好像有什么人在通过这只手套,默默地守护着她。
荒唐。
江逾白收回手指,合上工具箱的盖子。
就在这时,她的手机突然疯狂地震动起来。
是陈景明打来的。江逾白接起电话,还没来得及开口,陈景明急促的声音就炸了开来——
“小江!出大事了!城郊废弃的西山老赛车场发现了一具被焚烧的尸体!死者穿着全套赛车服,脖子上挂着林野当年的参赛号牌!警方已经封锁了现场,让我们车队立刻派人过去辨认!我带着所有人坐大巴先走了,你赶紧拿上东西赶过来!”
江逾白的脸色瞬间变了。
她猛地合上手机,抓起车钥匙就往外冲。
西山老赛车场。
她知道那个地方。那是西山拉力赛最早的起点,五年前因为山体滑坡废弃了,赛道荒废至今。她昨天还路过那里——昨天傍晚,她开车去试赛道的时候,经过了老赛车场的入口。

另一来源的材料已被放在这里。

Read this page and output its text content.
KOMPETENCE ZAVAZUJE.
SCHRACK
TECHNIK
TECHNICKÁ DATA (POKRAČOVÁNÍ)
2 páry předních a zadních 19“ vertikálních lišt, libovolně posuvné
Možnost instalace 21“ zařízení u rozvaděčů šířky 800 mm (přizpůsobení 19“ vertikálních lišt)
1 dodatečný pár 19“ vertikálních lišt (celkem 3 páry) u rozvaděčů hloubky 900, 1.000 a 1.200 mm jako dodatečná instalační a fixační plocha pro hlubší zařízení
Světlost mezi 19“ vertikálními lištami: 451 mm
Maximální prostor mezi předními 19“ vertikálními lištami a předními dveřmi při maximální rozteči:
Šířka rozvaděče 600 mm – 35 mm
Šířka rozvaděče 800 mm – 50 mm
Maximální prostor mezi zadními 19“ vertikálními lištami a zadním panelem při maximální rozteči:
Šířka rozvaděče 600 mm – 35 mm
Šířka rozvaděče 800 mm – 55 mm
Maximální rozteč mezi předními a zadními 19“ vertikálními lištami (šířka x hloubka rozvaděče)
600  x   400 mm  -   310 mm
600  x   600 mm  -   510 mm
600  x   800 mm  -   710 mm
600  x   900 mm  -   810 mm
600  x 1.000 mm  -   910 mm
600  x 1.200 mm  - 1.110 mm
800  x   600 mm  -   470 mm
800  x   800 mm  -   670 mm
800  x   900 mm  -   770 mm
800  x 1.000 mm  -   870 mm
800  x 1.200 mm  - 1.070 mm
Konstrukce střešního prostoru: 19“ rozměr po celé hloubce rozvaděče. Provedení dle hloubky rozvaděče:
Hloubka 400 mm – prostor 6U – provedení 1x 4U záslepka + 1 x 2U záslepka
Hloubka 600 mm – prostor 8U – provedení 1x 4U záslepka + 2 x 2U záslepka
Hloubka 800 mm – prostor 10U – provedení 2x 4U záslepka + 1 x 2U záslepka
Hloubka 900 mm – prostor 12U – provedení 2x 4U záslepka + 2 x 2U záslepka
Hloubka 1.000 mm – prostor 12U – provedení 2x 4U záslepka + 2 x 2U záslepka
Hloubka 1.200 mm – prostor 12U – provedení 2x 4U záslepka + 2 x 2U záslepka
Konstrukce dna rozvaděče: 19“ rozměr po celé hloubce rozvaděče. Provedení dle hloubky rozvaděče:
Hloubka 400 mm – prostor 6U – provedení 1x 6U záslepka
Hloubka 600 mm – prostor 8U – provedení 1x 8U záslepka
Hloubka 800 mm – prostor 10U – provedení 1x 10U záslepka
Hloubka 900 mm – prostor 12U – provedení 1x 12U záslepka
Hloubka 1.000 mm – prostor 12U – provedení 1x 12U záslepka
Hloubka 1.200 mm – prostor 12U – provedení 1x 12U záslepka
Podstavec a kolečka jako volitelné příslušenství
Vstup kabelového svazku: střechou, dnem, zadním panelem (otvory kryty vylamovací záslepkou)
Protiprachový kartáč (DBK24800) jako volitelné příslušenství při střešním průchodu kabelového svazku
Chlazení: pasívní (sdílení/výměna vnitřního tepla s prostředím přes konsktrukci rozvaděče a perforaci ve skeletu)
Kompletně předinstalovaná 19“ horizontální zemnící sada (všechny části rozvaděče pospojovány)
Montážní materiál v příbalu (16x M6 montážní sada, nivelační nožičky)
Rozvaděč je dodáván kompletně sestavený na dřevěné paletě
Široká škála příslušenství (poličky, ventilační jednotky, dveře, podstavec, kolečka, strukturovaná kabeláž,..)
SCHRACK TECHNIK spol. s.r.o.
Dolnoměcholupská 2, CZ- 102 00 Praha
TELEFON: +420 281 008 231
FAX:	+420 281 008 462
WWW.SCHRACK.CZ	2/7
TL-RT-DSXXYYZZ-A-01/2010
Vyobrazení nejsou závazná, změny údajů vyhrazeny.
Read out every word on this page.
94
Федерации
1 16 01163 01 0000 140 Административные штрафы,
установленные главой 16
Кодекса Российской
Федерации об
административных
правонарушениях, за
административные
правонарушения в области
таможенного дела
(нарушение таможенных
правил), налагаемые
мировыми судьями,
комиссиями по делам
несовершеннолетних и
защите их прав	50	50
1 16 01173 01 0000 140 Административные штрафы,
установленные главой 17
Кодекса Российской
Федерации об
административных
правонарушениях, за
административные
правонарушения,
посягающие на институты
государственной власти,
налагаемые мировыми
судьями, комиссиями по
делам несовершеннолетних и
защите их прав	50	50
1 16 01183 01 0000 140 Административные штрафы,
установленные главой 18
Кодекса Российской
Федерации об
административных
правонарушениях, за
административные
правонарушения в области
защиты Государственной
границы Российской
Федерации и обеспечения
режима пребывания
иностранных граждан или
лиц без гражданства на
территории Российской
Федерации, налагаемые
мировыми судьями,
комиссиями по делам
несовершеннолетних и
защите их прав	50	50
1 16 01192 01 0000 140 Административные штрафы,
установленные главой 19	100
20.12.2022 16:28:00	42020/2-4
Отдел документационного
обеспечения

那时候天色已经暗了,入口的铁门锈迹斑斑,杂草长得有半人高。她只是瞥了一眼就开了过去,没有停车。
现在想来,那扇铁门是虚掩着的。
有人在里面。
江逾白冲进停车场。车队的大巴已经开走了,只剩下她那辆改装过的白色保时捷孤零零地停在角落。她拉开车门,坐进驾驶座,启动引擎。
发动机发出一声低沉的咆哮。
这台保时捷911GT3RS是她去年换的新车。4。0升水平对置六缸发动机,最大功率525匹,零百加速3。2秒。她亲手做了改装——进排气系统全部更换,ECU重新调校,悬挂降低了15毫米,底盘刚性加强了20%。
这不是一台车,这是一头被她亲手驯服的野兽。
保时捷像离弦的箭一样冲了出去。
正午的阳光刺眼得厉害,柏油路面被晒得发烫,远处的景物在热浪里微微扭曲。江逾白把油门踩到底,车速瞬间飙升到160码。窗外的景物飞速倒退,风从敞开的车窗灌进来,吹得她的头发疯狂飞舞。
她的心里乱成一团。
林野的参赛号牌。
三年来,林野的遗体一直没有找到。大帽山峡谷被搜了无数遍,动用了声呐、潜水员、警犬,什么都没找到。林野活不见人,死不见尸,成了悬在所有人头顶的一把刀。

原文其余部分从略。